After milk, the infants had other needs: cleaning and clothing – wound cleansing too. The mother ginquin had rubbed against them with her abrasive, parasite-infested hide, leaving their soft baby skin covered in angry red grazes. But they were Marine babies; with a little food inside they would shake off a few scrapes without a problem.
She headed up the tunnel as fast as she could without risking tripping.
After passing the second perimeter guard and entering the bottom of the human levels, she halted.
Something wasn’t right.
The babies’ mothers had refused to name them. Even numbed by her own loss, Nhlappo still couldn’t imagine the depth of despair that would prevent naming a baby. It was admitting that they would die young. Admitting defeat. How could she protect these little ones if she hadn’t the courage to hope they would grow to adulthood?
She lifted the babies to head height again. This time they didn’t wake.
“I name you,” she said softly. “And I apologize in advance, because I think Tremayne isn’t the only one to have been infected by McEwan’s love of symbolism.”
Dimly she wondered whether by naming them, she really intended to claim ownership. She shook away that stray thought and turned her head to the babe in her left hand. “You, I name Romulus.
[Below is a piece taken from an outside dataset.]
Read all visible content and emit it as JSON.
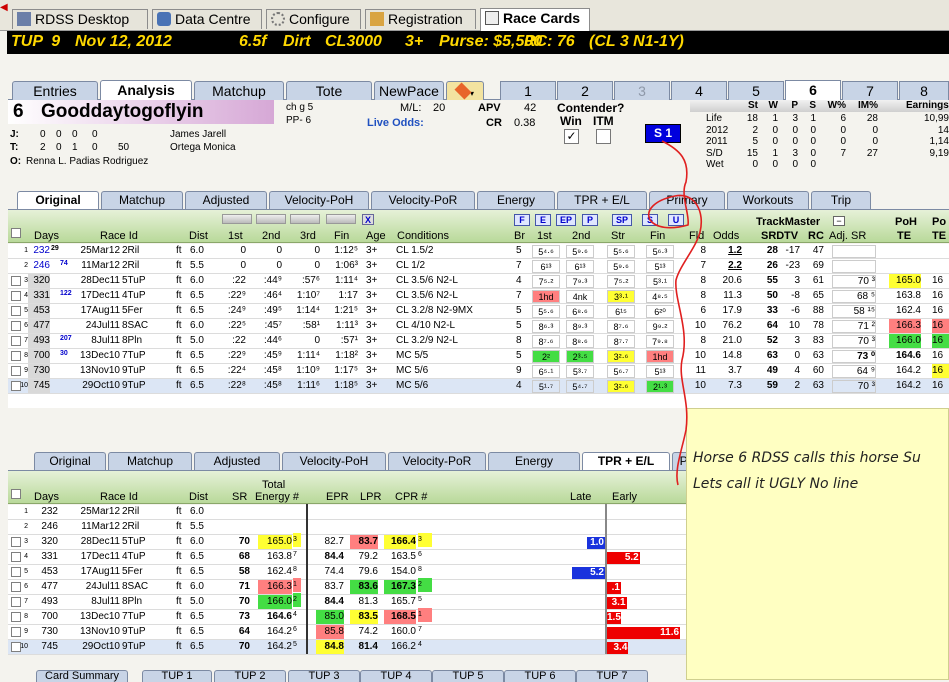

And you… Remus.”
— Chapter 68 —
On the far side of the hangar, 100 meters away, the trio of Hardit sentries froze, and then turned to face each other.
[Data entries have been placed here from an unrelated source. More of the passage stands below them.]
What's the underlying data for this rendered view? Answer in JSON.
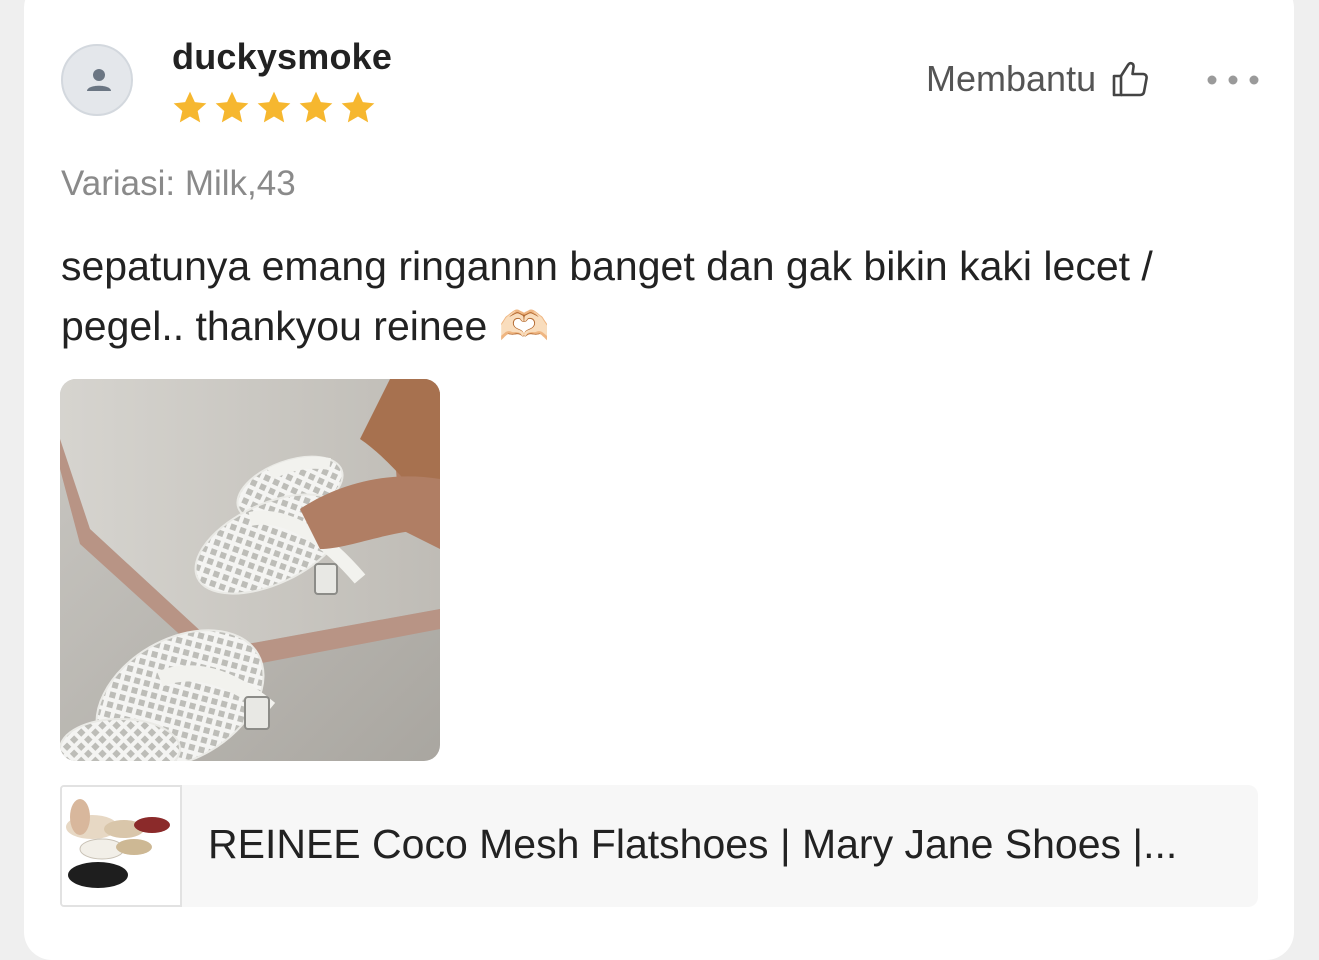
{
  "review": {
    "username": "duckysmoke",
    "rating": 5,
    "helpful_label": "Membantu",
    "variation": "Variasi: Milk,43",
    "text": "sepatunya emang ringannn banget dan gak bikin kaki lecet / pegel.. thankyou reinee",
    "text_emoji": "🫶🏻"
  },
  "product": {
    "name": "REINEE Coco Mesh Flatshoes | Mary Jane Shoes |..."
  },
  "colors": {
    "star": "#f6b72f",
    "text": "#222222",
    "muted": "#8a8a8a",
    "card_bg": "#ffffff",
    "page_bg": "#efefef"
  },
  "icons": {
    "avatar": "user-placeholder-icon",
    "helpful": "thumbs-up-icon",
    "more": "more-dots-icon",
    "star": "star-icon"
  }
}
Springer told Saraswati to keep her carbine trained on the sentries across the way while she checked the nearer sentry trio, the Hardits only a few paces away who had no idea that Umarov and Springer were hiding so close.
Whatever had excited the distant sentries wasn’t alarming the ones nearby. Instead, growling crossed the hangar between the two groups. It seemed to dispel the moment of tension, enough for Springer to take her finger off the trigger.
The whole thing was probably just what passed for Hardit banter, she told herself. Nothing more.
She surveyed the hangar area once more. Checking for threats was what she told herself she was doing, but that was a lie and she knew it. What she was really doing was weighing her chances of making it out alive.
Detroit’s hangar was huge – large enough to house dozens of craft, both atmospheric airplanes and shuttles capable of making it to orbit. The flight path to the outside world was through an opening in the mountainside screened by a waterfall. Narrow bays were cut into the side of the hangar to house alternatively the aircraft, and the fuel and ordnance they required.